The book also embodies the inner struggle we all have, between vice and virtue, expectations and desire – and the stakes are even higher for Monty and Percy because of their sexuality. (Here is where Lee’s author’s note is absolutely phenomenal. We are treated to the historical background of the Grand Tour, medicine, slavery, and sexuality during the 1700s in Europe. It is illuminating and so fantastic to see the research behind the scenes). Sometimes the relationship between vice and virtue is more muddled than you would expect – like faces of the same coin.

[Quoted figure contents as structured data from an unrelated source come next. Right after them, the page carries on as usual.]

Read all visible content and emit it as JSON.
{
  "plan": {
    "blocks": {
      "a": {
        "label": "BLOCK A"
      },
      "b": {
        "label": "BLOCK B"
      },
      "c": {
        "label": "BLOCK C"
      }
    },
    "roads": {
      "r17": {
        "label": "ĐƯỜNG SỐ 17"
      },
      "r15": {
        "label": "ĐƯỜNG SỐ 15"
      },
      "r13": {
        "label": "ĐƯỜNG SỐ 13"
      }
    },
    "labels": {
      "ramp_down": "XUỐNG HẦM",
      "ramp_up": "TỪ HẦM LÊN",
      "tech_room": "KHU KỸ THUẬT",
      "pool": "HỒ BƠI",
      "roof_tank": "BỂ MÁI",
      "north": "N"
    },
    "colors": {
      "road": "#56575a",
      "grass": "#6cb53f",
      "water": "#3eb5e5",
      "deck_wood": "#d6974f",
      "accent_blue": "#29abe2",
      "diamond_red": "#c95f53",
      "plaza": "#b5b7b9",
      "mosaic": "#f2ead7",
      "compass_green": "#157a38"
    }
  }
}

And there’s just so much more. There are discussions about illness and this concept of ‘wholeness’, the rejection of love we don’t feel we are worthy of, realizing that people’s expectations of you are separate from your identity, just so many amazing themes and messages. And the phenomenal plot! It is so twisty and as soon as the piece start coming together, you are awestruck. There’s a finesse and a cleverness on a magnificent scale. It is a plot that involves alchemy, sacrifice, and family secrets and it is just so jaw-droppingly good.
This is a book that will capture you and take you prisoner until you’re done. I managed to read it all in one day, in the blink of an eye, because it is fast moving, compelling, and full of fantastic characters. There are wonderfully descriptive cities, sinking islands, and musical pieces that are said to bring back the dead. Just that sentence alone should make you want to read it. There is hopefulness for us all in this book – for accepting the love we deserve, for giving ourselves love, and for the process of growing up and acknowledging our own privilege. This book is grand on so many levels: a grand adventure across Europe, grandiose characters of heartwarming excellence, and grand themes that are precious.
(I will also confess I fully want a Felicity novel next. And, fast forward in time to when I looked on Goodreads and saw there was EXACTLY that, I am already counting down the days).
What is the last book you read that made you cry?